Amazing Grace how sweet the sound that saved a wretch like me....
Grace, grace, God's grace, Grace that will pardon and cleans within...
I know the words to these and so many other anthems of the faith. They affirm, we are saved by grace. Those who are followers of Jesus are taught pretty early in their journey that Grace in this context is the unmerited favour of God. These truths are sure, affirmed in scripture and an absolute part of the groundwork of our faith. I know that God's favor is like the Queen's favour (or I suppose now it is the King's favour) - when favoured by the King you are granted a boon, a mark of that favour - knighthood, lordship, a dukedom or some other such thing. To have favour means to gain a mark of that favour. In Christian thinking that mark is salvation. But Titus 2:12 tells me the mark, the boon, is far more than salvation.Favour or grace teaches me to say no.
Hebrews 13:9 tells us "grace strengthens us".
Acts 4:33 when speaking of the Apostles' miracles says that "God’s grace was so powerfully at work in them all". (Grace works miracles)
Grace then is not just the means by which we are saved. It is the source of our learning, living and prevailing in Godliness in the age in which we live. This truth inspires me. It moves me beyond the pressing forward, striving and grasping that sometimes accompanies my faith walk. It pushes me to consider that although grit is certainly required to prevail in my Christian walk, that leaning on Jesus' grace should be my source and being (Acts 17:28). There is a very real difference between grasping with grit and leaning on grace. One takes effort, the other requires reliance and certain levels of rest and trust.

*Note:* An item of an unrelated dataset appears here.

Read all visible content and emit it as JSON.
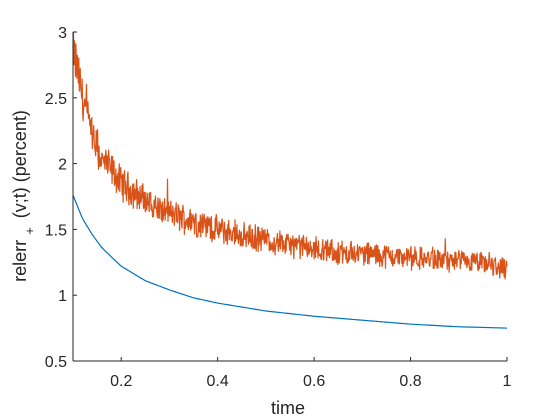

But, you say, the scripture does tell us to have grit, and to prevail:
Hebrews 10:23 let us hold tightly to the hope we affirm;
Hebrews 12:1 to run with perseverance the race marked out for us
James 1:12 certainly indicates that grit has a significant part in the life of the Christian: "Blessed is the man who perseveres under trial because when he has stood the test, he will receive the crown of life that God has promised to those who love Him".
Yes, absolutely, you are right. There is a place for grit, but what is the source of the power of that grit? Is it self-determination or grace? Is it self-will or rest and reliance? Maybe, it is a bit of both self-will and faith. I suppose that is ok at times. The challenge that I have been faced with is: in my absolute trust that God is good, that He prevails, that He has good plans for me, is there still a measure of "I will hang on to Him", I will "turn my eyes upon Jesus", I will know that "all the way my savior leads me"? There is an awful lot of "I" in those proclamations. This has led me to a place of deep contemplation on past actions of faith. Did I grasp more than lean? Should I have truly rested in Him instead of relying on grit and determination? The answer is I don't know, both have gotten me through a lot of stuff. I do know though, that in grace, and in rest I have peace. That peace is beyond comprehension (Phil 4:7). I would rather have that peace accompany my faith walk than the striving and prevailing that sometimes takes over. Let me share a story that may highlight the difference.
At the Celebrate Recovery Summit in 2018 or 2019, there was a presentation by Hosannah who was talking about us having a new name. She asked us to stand at the new name (from scripture) that we owned or wanted to own. All I wanted to hear was sufficient. I wanted to know that I was good enough, that somehow I met the mark. In that moment I didn't realize that this was a sign of my grasping to be good enough, it is a sign of co-dependency saying I am enough, I can fix this, I can heal this....all of these thoughts are thoughts of a person using grit to follow Jesus. When Hosannah did not say sufficient, I was initially let down, on the verge of being crushed, despondent, and quite isolated, then the light went on and grace taught me - Christ is the sufficient one, Grace is our sufficiency, God's grace is enough for me. I don't have to be good enough, I just need to love Jesus with everything I have and am and lean on Him, rest in Him, and be still in Him. When I do that, peace comes, the overwhelming, all-encompassing peace of God which surpasses understanding. God's peace and grace do not fit in a box, they flood and overwhelm. As someone shared some time ago grace is voluminous, overwhelming, and all-encompassing like Niagara Falls' 687,000 gallons of water flowing over the horseshoe falls every second. That is what God's grace is like, abundant beyond comprehension, overwhelming, flooding us with all the love, peace, and truth that comes with His grace and with His favor. I can trust that level of investment in me. I can lean on that and know security. I can look to grace to teach me. I can rely on God's grace to perform miracles for and in me. I can find quietness and confidence in grace (Isaiah 30:15).
I would far rather have the peace of leaning than the expense of power required with grit. Thank you for helping me get that off my chest. Still processing and leaning more than grasping these days and I am finding huge levels of peace in it.